[Click photo to see a larger (better) version]
An Italian “artist”, who was doing a "performance art" piece saturated with her ideology, was found raped and murdered in Turkey. She and a female friend had been traveling around Europe, the Balkans and the Middle East in wedding dresses on a peace trip to show a “marriage between different peoples and nations.”
The ironic thing is that it is a commercial photographer - whose name is credited at the bottom of the photo on the New York Times article - who makes the most artistic piece related to her.

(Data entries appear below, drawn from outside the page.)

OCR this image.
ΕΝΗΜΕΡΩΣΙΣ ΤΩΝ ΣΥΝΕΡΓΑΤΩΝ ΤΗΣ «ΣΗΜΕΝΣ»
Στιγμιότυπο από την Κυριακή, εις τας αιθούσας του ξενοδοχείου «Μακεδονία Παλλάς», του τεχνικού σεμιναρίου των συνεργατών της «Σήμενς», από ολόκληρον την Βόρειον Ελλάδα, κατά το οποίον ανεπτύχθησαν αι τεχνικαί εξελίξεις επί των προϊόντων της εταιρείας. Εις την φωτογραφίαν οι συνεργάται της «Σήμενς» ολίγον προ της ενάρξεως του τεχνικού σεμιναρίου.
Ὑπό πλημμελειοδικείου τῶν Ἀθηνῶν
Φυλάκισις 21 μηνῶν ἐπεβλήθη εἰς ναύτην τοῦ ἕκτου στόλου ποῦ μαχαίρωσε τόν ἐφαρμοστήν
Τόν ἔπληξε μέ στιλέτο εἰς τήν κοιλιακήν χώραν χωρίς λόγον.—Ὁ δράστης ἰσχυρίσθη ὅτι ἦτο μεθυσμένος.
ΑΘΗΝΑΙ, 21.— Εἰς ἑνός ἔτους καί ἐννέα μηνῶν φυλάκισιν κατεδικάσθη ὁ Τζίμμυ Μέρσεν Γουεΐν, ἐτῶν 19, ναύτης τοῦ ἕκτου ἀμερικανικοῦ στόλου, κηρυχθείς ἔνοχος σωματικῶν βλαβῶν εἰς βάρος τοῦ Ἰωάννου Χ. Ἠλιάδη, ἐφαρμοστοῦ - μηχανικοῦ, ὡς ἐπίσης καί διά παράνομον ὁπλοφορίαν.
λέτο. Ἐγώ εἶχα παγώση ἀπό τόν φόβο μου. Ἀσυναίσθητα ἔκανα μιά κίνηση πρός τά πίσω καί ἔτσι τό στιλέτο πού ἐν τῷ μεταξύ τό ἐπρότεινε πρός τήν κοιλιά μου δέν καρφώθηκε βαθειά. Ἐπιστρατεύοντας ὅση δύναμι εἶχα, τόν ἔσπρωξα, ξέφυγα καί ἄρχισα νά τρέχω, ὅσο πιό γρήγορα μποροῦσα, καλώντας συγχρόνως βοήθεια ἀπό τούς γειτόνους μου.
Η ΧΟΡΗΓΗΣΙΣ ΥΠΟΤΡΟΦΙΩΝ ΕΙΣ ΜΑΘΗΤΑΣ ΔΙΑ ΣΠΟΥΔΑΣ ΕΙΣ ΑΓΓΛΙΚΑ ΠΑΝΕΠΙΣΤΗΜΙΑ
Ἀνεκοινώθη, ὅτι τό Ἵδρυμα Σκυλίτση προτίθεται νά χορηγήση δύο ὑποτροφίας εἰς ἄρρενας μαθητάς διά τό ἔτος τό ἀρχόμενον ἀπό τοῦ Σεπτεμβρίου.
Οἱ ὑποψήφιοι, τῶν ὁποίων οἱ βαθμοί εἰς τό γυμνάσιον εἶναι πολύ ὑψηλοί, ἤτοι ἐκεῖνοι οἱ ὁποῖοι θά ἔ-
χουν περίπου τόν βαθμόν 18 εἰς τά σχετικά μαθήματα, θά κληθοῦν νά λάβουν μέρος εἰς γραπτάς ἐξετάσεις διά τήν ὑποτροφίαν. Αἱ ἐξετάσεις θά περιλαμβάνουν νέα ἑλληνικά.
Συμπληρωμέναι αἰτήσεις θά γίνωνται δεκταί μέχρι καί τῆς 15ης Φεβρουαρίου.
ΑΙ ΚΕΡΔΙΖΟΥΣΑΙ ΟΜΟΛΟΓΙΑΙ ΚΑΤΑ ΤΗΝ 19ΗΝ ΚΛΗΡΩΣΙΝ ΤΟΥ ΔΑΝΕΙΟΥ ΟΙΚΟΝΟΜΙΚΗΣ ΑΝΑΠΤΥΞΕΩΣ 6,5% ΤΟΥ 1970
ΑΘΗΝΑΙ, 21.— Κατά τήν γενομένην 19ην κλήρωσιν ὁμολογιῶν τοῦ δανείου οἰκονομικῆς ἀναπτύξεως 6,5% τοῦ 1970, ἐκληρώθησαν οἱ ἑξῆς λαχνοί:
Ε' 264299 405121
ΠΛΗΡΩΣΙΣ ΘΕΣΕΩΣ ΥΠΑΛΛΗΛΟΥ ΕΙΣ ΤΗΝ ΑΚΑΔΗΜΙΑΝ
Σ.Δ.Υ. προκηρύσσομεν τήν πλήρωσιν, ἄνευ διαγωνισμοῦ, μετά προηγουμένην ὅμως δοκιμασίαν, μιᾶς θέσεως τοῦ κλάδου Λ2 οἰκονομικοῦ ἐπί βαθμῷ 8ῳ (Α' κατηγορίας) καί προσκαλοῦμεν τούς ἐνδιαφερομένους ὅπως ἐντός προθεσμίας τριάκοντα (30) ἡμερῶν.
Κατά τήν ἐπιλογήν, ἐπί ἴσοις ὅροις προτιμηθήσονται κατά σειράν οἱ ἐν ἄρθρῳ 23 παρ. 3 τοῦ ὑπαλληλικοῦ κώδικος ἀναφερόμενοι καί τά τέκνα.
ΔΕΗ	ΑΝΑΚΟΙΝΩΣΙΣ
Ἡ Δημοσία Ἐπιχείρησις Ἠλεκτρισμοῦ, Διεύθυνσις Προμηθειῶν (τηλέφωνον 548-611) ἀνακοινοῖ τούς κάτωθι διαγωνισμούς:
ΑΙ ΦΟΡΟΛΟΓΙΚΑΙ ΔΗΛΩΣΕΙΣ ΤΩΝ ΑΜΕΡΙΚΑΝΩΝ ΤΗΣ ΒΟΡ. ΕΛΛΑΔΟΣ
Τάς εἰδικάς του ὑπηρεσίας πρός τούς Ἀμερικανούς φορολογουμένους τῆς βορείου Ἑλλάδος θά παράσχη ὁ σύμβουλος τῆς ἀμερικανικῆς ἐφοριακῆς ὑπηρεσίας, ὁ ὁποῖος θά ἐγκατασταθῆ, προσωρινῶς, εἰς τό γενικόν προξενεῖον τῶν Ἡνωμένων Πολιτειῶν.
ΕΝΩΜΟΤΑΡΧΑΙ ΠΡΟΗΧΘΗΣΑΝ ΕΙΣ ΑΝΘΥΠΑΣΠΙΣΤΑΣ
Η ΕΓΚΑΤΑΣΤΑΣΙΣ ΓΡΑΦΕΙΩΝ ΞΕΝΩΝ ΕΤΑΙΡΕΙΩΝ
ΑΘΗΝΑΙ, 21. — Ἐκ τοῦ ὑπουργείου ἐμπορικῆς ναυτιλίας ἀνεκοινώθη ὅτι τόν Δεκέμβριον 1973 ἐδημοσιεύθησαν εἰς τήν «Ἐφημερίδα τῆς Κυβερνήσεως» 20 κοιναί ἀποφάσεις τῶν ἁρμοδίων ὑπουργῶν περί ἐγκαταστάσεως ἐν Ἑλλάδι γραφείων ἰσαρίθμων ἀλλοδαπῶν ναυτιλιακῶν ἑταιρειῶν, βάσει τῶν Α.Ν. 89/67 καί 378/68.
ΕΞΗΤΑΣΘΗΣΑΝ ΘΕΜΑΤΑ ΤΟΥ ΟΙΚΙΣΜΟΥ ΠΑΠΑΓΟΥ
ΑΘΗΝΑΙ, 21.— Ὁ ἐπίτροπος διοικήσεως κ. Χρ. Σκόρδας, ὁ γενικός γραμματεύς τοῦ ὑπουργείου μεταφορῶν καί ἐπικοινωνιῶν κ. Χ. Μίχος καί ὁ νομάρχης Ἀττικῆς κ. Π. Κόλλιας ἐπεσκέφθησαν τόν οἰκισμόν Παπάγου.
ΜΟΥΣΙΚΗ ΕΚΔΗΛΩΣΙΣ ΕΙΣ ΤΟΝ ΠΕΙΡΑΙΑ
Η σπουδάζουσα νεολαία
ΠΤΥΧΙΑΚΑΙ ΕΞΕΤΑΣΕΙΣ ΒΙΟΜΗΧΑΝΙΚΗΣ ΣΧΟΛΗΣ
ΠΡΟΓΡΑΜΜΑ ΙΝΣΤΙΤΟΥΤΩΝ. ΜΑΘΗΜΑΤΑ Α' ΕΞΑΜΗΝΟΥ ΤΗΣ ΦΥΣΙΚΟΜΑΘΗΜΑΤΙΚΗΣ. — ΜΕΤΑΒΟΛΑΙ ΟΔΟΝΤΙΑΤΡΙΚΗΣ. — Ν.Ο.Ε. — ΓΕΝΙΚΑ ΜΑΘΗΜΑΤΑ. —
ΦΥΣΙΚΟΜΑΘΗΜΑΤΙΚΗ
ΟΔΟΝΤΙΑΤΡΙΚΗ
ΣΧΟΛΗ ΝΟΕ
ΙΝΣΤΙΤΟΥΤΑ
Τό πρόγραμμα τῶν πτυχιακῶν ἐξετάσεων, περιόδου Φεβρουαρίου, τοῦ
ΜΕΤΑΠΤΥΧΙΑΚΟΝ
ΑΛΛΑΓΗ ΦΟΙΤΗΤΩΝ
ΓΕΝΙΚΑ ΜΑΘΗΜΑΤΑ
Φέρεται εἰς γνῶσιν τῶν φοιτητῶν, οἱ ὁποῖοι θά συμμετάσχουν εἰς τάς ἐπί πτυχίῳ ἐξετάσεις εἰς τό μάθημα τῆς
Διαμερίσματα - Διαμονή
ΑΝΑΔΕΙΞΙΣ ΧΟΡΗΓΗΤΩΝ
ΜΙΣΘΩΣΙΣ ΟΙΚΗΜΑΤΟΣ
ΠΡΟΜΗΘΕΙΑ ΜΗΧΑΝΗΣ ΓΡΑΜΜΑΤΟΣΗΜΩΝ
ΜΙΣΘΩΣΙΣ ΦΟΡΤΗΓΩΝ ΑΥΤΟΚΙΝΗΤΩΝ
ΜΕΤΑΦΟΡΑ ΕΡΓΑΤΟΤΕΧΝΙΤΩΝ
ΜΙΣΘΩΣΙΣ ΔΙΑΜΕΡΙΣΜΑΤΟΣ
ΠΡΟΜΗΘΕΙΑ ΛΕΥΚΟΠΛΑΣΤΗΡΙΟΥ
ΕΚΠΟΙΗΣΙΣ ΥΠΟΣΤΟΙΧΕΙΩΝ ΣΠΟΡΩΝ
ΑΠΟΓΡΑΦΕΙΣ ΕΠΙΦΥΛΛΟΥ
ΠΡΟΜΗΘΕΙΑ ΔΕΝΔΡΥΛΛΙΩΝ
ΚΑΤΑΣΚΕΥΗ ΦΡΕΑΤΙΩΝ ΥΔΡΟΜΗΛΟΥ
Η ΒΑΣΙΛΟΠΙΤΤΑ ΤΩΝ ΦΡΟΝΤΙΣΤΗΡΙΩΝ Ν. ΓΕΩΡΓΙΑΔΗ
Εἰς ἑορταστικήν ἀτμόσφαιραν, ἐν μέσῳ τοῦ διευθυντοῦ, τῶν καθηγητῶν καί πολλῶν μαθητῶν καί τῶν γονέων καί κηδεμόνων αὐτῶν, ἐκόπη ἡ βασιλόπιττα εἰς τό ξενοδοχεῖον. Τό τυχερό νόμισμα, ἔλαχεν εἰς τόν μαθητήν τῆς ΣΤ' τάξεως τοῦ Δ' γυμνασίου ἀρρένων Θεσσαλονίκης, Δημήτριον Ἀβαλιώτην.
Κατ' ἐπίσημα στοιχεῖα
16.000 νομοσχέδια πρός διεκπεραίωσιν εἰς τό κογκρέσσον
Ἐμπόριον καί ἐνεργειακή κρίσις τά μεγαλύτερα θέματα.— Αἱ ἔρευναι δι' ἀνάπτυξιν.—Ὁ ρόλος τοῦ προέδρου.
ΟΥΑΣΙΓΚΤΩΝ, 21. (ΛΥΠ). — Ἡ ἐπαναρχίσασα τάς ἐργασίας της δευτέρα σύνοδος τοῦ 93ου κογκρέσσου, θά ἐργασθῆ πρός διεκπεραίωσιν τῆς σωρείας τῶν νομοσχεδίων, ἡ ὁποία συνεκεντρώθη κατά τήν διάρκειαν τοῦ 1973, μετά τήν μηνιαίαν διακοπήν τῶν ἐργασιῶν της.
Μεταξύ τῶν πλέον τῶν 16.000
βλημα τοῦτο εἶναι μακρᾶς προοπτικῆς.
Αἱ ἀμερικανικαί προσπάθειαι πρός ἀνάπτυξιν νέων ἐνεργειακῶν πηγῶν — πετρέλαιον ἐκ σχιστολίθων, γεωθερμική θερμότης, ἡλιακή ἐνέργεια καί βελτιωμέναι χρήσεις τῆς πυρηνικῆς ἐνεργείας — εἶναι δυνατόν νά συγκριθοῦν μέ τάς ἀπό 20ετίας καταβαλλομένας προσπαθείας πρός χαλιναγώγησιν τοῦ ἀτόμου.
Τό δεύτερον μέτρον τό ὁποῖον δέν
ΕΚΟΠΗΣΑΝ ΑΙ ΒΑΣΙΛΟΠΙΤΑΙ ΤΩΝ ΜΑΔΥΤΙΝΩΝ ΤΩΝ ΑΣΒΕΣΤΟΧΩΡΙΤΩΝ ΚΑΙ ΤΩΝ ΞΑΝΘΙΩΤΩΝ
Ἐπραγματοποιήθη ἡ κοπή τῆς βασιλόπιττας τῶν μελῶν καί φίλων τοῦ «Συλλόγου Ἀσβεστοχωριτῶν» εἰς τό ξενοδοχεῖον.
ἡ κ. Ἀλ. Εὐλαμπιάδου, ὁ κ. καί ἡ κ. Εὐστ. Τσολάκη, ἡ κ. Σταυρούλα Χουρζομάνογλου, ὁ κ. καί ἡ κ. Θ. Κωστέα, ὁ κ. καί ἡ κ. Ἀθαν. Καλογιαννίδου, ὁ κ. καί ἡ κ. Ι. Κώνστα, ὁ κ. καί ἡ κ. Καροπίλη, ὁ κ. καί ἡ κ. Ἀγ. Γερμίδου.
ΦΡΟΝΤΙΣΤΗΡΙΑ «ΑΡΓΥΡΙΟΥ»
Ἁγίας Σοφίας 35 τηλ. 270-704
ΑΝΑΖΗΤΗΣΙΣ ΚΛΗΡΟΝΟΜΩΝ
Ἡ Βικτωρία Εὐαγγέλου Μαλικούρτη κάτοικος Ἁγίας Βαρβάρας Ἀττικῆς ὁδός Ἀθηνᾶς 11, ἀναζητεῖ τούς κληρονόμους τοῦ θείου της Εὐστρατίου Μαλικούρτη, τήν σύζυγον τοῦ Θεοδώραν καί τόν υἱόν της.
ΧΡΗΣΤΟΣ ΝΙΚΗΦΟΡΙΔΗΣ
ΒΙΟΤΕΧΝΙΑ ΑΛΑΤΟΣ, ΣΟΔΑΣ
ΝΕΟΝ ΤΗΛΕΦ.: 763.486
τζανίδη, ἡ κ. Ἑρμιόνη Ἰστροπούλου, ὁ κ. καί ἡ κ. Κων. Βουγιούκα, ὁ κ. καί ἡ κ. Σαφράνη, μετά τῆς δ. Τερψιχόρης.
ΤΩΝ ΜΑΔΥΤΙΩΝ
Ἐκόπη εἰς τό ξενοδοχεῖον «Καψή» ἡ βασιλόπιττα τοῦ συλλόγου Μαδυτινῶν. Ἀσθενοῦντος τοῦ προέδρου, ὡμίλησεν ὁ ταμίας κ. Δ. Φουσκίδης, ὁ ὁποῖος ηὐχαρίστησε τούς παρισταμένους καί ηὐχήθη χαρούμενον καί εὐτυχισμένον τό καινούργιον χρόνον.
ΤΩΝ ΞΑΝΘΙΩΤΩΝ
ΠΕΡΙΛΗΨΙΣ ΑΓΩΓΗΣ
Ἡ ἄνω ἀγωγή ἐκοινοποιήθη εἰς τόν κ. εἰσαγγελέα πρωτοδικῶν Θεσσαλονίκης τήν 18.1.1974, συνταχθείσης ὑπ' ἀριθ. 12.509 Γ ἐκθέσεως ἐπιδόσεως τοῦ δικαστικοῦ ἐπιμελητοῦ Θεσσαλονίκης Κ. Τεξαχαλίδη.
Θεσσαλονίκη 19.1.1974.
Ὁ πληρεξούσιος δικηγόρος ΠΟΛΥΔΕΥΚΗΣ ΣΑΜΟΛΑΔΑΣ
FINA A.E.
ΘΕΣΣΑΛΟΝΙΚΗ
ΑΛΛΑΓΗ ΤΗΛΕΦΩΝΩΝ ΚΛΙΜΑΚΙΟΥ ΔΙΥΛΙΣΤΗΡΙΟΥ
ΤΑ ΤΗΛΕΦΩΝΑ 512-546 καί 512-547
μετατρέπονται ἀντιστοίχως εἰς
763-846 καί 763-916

The shot is beautifully captured by photographer Sirio Magnabosco. The sepia tone, the perspective shot, the sinewy railings mimicking the ruffles on her dress and the undulating water, light and shadow cavorting on the ground, the light shining up on her (how did he manage that!) giving her a sanctified glow, and the light-grey metallic poles with their own repeated “ruffles” as perhaps a reflection of her, all add up to an atmospheric, richly symbolic portrait. And she's been elevated by standing on a small pedestal. She could be from a silent film (although the colored flag – is it Canadian? – rules this out). And there is an Art Deco element to all this, with the rigid metallic lines and shadows and the garage-like structure at the back, which are nonetheless softened by Magnabosco’s ethereal shot.
While I contemplated this beautiful portrait of hers, I couldn't but be struck at how iconic her photographer has made her. She could be a ship figurine, or one of those luxury car mascots. Or even one of the thousands of Italian saints who stands for something – Our Lady of the Modern Age?
Her gown is reminiscent of the great Paul Poiret designs of the early 20th century, and the couturier designers from Byblos look like they went to some effort to create it.
I went to her official website to see her work (click on "opere" to see samples), and it was nothing but worse than mediocre.
So, this woman, who got regal treatment from her designers and her photographer, was nothing but a mediocre artist, doing the quintessential "performance art" that such artists resort to when they can do nothing else.
Rather than bask in the admiration of the men in her European country – Byblos is an Italian fashion design company whose two chief designers are men, and the photographer is also Italian – she went to a strange land where she was received in the most abysmal way possible for a woman by one of their (foreign to her) men.
Her gown got soiled and her body tarnished, and she lost her life.